Except that defining things as “viewable” creates a binary that is equally deceiving. And this is the next fallacy that we risk as an industry. Saying that an ad is “viewable” shouldn’t be the be-all, end-all in terms of our decision-making. In reality, “viewable” is the proxy, and it should open up a whole host of questions just like being told that the hamburger you’re about to eat is made with “real beef.” How much real beef? How do you define “real?” And, well, does it taste good?
We’ve defined a proxy, but not a standard. And talking about our ads being actually viewed is that next dialogue we need to have now that we’ve made the important step of acknowledging that we needed to talk about viewability. Because viewable can lead to viewed, but it doesn’t necessarily do so. (Especially, since, as many of us know, fraudulent views generated by bots are still classified as “viewable.”)
If we’re focusing on viewed rather than viewable, there are a couple of things that we’ll be forced to start addressing that we aren’t sufficiently addressing yet -- like the epidemic of ad blockers and the fact that so many online ads just suck, frankly. Getting into this frame of thinking will only do good things for us.

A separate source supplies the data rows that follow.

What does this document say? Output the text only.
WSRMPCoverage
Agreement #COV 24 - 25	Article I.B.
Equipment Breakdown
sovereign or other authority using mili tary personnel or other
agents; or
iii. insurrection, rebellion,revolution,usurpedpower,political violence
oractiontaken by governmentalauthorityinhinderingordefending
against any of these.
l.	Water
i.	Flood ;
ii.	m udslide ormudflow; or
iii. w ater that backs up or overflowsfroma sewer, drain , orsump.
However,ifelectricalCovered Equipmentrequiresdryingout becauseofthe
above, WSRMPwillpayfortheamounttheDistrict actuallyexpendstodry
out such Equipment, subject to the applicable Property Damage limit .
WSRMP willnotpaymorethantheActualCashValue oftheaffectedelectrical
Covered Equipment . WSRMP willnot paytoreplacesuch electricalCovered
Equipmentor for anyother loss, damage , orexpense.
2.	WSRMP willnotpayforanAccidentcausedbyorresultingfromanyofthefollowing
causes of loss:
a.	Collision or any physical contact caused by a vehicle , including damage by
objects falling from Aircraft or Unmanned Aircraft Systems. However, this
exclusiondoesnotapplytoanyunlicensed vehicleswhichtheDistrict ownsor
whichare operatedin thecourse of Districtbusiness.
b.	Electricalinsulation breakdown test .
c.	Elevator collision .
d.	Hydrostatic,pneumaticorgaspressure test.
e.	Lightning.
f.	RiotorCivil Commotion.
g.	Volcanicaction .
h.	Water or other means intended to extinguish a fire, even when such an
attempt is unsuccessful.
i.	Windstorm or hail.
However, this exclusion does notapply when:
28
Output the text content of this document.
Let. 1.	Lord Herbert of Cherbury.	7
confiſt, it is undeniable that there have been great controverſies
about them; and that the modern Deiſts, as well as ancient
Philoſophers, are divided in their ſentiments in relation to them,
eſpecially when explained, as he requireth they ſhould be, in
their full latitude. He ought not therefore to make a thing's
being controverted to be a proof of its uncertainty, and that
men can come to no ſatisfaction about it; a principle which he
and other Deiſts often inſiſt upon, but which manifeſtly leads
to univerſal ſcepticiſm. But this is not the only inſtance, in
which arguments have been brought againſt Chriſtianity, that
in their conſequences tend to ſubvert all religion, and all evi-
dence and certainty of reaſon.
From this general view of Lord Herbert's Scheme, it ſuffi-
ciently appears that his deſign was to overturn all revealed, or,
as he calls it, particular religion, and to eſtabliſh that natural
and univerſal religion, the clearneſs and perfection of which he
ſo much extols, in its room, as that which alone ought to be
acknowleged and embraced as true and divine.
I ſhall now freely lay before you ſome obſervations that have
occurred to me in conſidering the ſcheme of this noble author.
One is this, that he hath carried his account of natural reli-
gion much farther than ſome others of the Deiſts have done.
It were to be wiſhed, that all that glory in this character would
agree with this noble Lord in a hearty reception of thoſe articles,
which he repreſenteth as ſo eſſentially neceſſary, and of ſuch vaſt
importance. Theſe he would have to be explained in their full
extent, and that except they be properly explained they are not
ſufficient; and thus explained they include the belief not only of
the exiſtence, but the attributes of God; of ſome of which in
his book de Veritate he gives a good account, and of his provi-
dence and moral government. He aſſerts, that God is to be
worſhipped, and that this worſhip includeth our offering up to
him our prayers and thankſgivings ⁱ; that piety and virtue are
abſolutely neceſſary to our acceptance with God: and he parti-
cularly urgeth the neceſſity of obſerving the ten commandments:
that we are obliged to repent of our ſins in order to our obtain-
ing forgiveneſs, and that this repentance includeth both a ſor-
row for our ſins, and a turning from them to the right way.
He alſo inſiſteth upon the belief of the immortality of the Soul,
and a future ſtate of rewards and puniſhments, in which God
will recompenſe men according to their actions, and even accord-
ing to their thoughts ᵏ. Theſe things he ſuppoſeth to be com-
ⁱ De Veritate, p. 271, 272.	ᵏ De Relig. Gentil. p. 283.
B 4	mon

Let’s talk about food again. Many of us have gotten really inquisitive about the content of our food in recent years -- was that grass-fed? Is it organic? What’s exactly in this? That’s one of the reasons why, in recent years, we’ve started to see food-related companies both large and small, doubling down on a commitment to tell us exactly what we’re eating, what’s in it, and where it came from. What we eat is a kind of storytelling -- just like advertising. Consumers are demanding accountability in food, and I’d love to see that kind of scrutiny expand into the business world. It’s about time we saw accountability in ads as well.